Faster Data Processing is Crucial to Devising a Rapid Public Health Response to Curb Overdose Deaths
An automated process based on computer algorithms that can read text from medical examiners’ death certificates can substantially speed up data collection of overdose deaths – which in turn can ensure a more rapid public health response time than the system currently used, new UCLA research finds.
The analysis, published in the peer-reviewed JAMA Network Open, used tools from artificial intelligence to rapidly identify substances that caused overdose deaths.
“The overdose crisis in America is the number one cause of death in young adults, but we don’t know the actual number of overdose deaths until months after the fact,” said study lead Dr. David Goodman-Meza, assistant professor of medicine in the division of infectious diseases at the David Geffen School of Medicine at UCLA. “We also don’t know the number of overdoses in our communities, as rapidly released data is only available at the state level, at best. We need systems that get this data out fast and at a local level so public health can respond. Machine learning and natural language processing can help bridge this gap.”
As it now stands, overdose data recording involves several steps, beginning with medical examiners and coroners, who determine a cause of death and record suspected drug overdoses on death certificates, including the drugs that caused the death. The certificates, which include unstructured text, are then sent to local jurisdictions or the Centers for Disease Control and Prevention (CDC) which code them according to the International Statistical Classification of Diseases and Related Health Problems, Tenth Edition (ICD-10). This coding process is time consuming as it may be done manually. As a result, there is a substantial lag time between the date of death and the reporting of those deaths, which slows the release of surveillance data. This in turn slows the public health response.
Further complicating matters is that under this system, different drugs with different uses and effects are aggregated under the same code – for instance buprenorphine, a partial opioid used to treat opioid use disorder, and the synthetic opioid fentanyl are listed under the same ICD-10 code.
For this study, the researchers used “natural language processing” (NLP) and machine learning to analyze nearly 35,500 death records for all of 2020 from Connecticut and from 9 U.S. counties: Cook (Illinois); Jefferson (Alabama); Johnson, Denton, Tarrant and Parker (Texas), Milwaukee (Wisconsin), and Los Angeles and San Diego. They examined how combining NLP, which uses computer algorithms to understand text, and machine learning can automate the deciphering of large amounts of data with precision and accuracy.
They found that of the 8,738 overdose deaths recorded that year the most common specific substances were fentanyl (4758, 54%), alcohol (2866, 33%), cocaine (2247, 26%), methamphetamine (1876, 21%), heroin (1613, 18%), prescription opioids (1197, 14%), and any benzodiazepine (1076, 12%). Of these, only the classification for benzodiazepines was suboptimal under this method and the others were perfect or near perfect.
Most recently the CDC released preliminary overdose data that was no sooner than four months after the deaths, Goodman-Meza said.

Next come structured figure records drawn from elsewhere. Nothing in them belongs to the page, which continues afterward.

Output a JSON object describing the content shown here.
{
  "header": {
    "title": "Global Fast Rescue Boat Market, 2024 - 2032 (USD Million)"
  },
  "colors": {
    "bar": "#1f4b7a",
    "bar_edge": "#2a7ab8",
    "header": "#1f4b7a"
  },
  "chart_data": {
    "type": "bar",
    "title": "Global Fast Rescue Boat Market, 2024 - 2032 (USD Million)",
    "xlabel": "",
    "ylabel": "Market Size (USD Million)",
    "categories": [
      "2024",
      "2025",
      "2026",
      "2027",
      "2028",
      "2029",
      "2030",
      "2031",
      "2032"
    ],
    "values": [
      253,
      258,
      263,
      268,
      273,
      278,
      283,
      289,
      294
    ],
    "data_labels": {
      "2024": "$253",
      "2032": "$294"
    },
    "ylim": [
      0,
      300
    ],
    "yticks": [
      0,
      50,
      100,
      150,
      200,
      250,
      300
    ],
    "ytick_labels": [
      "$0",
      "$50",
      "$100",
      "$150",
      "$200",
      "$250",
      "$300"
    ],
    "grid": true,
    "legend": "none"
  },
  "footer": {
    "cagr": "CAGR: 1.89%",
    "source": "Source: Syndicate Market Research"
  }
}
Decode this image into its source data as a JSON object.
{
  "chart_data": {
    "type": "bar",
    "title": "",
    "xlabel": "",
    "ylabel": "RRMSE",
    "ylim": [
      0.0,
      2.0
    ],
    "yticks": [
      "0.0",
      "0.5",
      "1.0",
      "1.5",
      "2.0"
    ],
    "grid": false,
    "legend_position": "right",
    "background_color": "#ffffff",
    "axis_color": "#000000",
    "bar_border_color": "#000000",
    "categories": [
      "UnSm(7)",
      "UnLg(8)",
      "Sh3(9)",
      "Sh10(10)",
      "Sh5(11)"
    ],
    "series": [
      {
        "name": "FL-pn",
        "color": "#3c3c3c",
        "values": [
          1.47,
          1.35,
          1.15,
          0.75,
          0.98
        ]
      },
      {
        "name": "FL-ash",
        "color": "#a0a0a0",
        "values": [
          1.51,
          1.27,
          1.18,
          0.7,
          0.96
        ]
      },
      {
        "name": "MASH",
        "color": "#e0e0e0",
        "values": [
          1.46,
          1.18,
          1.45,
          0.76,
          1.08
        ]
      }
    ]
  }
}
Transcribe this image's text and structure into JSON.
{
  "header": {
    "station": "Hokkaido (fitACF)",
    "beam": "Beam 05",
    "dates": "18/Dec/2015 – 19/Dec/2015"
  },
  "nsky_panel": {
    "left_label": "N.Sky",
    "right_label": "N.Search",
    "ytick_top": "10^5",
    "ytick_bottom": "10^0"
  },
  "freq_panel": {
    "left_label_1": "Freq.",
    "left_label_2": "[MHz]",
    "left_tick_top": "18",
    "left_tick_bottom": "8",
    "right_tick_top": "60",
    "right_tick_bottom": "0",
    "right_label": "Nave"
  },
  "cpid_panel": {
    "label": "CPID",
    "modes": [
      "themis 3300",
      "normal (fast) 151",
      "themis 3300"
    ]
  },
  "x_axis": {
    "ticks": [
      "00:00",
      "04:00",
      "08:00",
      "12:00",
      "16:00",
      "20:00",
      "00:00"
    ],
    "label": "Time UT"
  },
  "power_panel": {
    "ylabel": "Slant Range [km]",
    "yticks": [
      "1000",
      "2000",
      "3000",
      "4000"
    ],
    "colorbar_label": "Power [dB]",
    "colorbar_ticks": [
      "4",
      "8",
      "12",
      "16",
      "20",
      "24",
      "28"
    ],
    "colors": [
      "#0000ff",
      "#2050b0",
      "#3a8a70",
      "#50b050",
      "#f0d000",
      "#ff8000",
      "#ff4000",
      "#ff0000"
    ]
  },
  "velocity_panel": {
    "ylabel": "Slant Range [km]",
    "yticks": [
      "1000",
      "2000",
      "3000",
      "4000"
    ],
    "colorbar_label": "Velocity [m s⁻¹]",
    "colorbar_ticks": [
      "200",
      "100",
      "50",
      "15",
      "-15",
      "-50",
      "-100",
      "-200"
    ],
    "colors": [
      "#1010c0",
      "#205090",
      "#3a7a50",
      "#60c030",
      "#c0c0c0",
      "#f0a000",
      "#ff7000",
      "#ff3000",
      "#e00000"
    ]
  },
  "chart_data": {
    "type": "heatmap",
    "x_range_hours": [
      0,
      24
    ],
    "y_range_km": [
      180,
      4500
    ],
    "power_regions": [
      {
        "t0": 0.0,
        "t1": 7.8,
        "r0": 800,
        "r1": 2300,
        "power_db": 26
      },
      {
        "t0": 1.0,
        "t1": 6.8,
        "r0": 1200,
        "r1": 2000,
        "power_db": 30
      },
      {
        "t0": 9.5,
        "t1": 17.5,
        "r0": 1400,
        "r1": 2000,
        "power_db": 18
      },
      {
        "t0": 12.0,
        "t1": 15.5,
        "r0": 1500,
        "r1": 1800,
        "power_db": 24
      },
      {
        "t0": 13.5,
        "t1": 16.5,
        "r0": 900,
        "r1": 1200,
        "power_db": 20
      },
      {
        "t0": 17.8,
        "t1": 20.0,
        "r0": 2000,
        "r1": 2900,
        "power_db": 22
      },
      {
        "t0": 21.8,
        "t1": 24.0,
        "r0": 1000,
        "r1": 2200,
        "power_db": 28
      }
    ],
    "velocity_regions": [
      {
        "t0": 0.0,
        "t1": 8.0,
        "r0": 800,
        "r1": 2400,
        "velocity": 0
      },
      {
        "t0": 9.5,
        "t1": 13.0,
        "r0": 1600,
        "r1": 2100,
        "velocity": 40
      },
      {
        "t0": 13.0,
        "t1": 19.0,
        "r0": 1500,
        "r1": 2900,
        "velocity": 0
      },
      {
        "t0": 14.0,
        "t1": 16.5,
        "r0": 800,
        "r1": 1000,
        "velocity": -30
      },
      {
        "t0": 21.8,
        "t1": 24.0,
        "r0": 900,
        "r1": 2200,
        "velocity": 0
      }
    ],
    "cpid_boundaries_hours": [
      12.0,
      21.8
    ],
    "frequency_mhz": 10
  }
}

“If these algorithms are embedded within medical examiner’s offices, the time could be reduced to as early as toxicology testing is completed, which could be about three weeks after the death,” he said.
The rest of the overdose deaths were due to other substances such as amphetamines, antidepressants, antipsychotics, antihistamines, anticonvulsants, barbiturates, muscle relaxants, and hallucinogensThe researchers note some limitations to the study, the main one being that the system was not tested on less common substances such as anticonvulsants or other designer drugs, so it is unknown if it would work for these. Also, given that the models need to be trained to rely on a large volume of data to make predictions, the system may be unable to detect emerging trends.
But rapid and accurate data are needed to develop and implement interventions to curb overdoses, the researchers write, and “NLP tools such as these should be integrated in data surveillance workflows to increase rapid dissemination of data to the public, researchers, and policy makers.”
Study co-authors in addition to Goodman-Meza are Chelsea Shover, Dr. Jesus Medina, Dr. Amber Tang, Steven Shoptaw, and Alex Bui of UCLA.
The study was funded by the US National Institute on Drug Abuse (K08DA048163), the National Institutes of Health (K01-DA050771 and P50-DA046351), the UCLA Center for HIV Identification, Prevention and Treatment Services (P30MH58107), the UCLA Center for AIDS Research (5P30A1028697), and the UCLA Clinical Translational Science Institute (UL1TR001881).